OK, let's reason through it so at least we agree on the steps needed. Then I'll think about how hard it would be to build.
What changes is not the frequency of sampling. What changes is the TIME at which the sampling occurs. In the first cycle, (for example) it occurs 1 picosecond after the wave starts (zero crossing from bottom to top). The second sample is taken 2 picoseconds after the zero crossing, from bottom to top.
In many things there are different ways of describing the same thing. Often two very descriptions will boil down to the same thing. In this case, at a given signal (say our 100MHz) sampling as you describe will result in a sampling frequency just under the signal frequency, just by a different method. In this case the method is important, but the result may be considered in different ways.

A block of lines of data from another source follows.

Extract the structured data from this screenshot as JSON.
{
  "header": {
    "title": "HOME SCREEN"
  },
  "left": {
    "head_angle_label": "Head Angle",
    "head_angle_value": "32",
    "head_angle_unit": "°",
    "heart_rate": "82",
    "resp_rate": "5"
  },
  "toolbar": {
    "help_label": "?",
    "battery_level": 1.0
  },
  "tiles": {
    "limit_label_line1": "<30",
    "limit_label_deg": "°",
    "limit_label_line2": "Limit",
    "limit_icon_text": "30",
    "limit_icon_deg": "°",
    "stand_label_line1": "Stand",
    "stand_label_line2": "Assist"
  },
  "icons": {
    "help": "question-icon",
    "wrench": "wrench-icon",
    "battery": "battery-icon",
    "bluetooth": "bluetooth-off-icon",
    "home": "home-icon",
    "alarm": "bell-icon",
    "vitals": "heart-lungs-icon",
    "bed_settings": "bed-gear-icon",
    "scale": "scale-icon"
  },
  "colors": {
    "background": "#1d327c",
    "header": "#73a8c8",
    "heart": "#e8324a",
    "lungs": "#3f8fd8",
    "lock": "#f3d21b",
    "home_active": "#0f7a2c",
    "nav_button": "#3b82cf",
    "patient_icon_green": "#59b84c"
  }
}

And if you use 10000 samples to reconstitute the original waveform, and you have taken only one sample for each cycle, then the reconstituted signal will have a frequency 10000 times lower and you will be able to observe it on a cheap oscilloscope. The sampled voltage is charged into a capacitor. And on that capacitor a perfect sine wave is obtained, and a faithful copy of the sampled signal.

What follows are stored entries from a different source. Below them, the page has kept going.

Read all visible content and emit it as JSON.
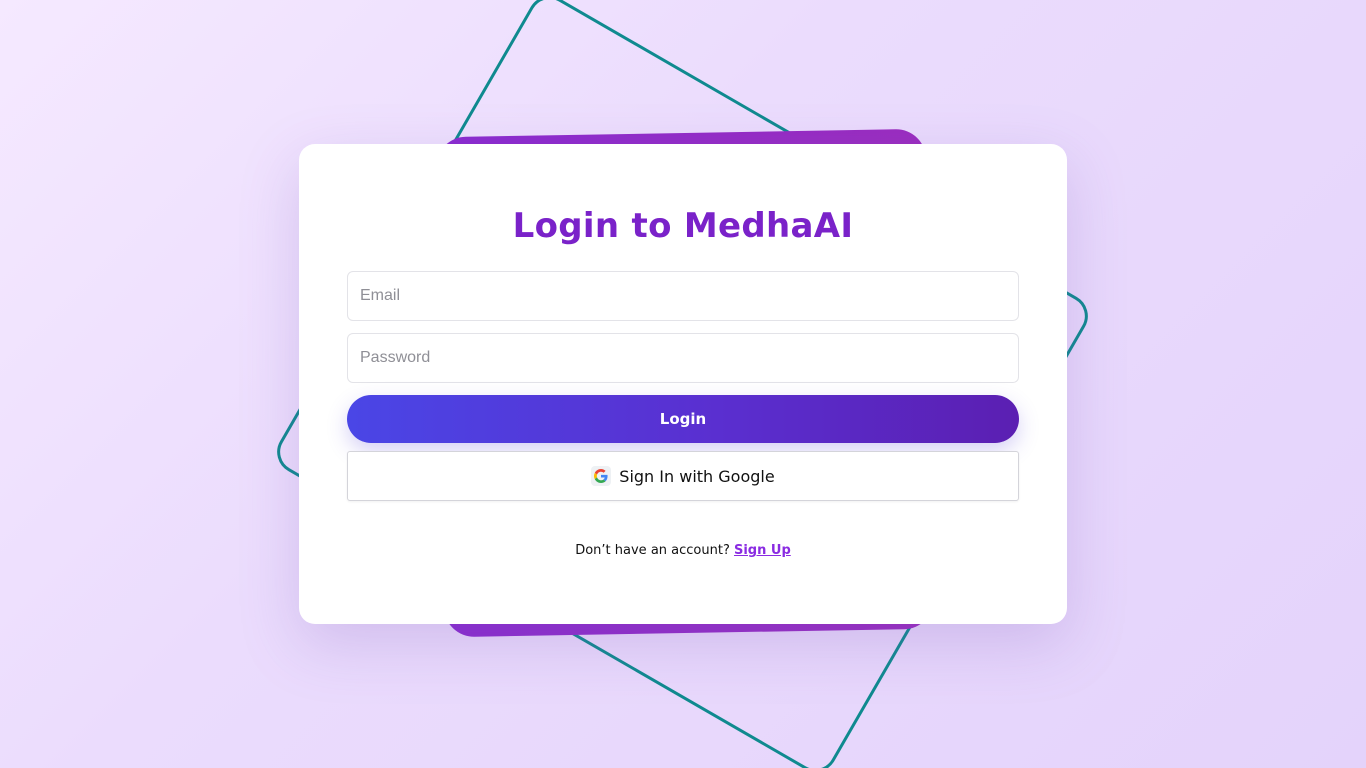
{
  "login": {
    "title": "Login to MedhaAI",
    "email_placeholder": "Email",
    "password_placeholder": "Password",
    "login_label": "Login",
    "google_label": "Sign In with Google",
    "signup_prompt": "Don’t have an account?",
    "signup_link": "Sign Up"
  },
  "icons": {
    "google": "google-g-icon"
  },
  "colors": {
    "title": "#7a22c9",
    "accent_start": "#4a46e6",
    "accent_end": "#5b1fb2",
    "decor_purple": "#8a2bd0",
    "decor_teal": "#0f8a8f",
    "link": "#8a2be2"
  }
}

No A/D converters are needed. No need for counters. No need for memories.
OK, so to the meat of the problem. Someone correct me if I err. These are the issues, more or less in order. Assume a 100MHz input signal to be displayed at 10kHz.
1. You need a way to trigger on the zero crossing (or anywhere, I suppose) of the input signal.

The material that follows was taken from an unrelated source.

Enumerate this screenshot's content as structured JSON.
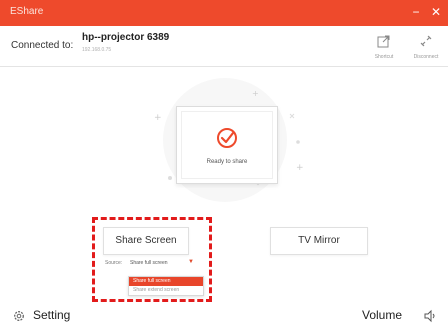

2. You are sampling at 100MSa/s using an offset that cycles at 10kHz and has a range sufficient to cover one period.
3. If you want to display this as single period 10kHz signal on a scope, the scope should have a sweep time of 100 microseconds.
4. You need a method of offsetting samples of the input frequency from 0 to 10 nanoseconds, corresponding to one period.
5. To display the samples on the scope, they have to be correlated so that their positions in real time on the scope are proportional to the sample offset time. So the +5nS sample must appear at the 50uS position.
6. Since there is no storage, the samples have to occur in real time with the two values correlated. Thus you need a circuit that 'knows' where it is on the 100uS scale and offsets the sample by the corresponding amount.
So you need a trigger that operates on the 100MHz input signal, a 10kHz ramp signal followed by an offset delay circuit that corresponds to the ramp and then operates the sample circuit. You can trigger the display scope on the 10kHz ramp or on the sampled output. Anything else?
The most remarkable thing about all this talk is that
GlennSprigg , the original author of the query, has not even shown up here......
Time zones. We're all over the world and people pop in and out.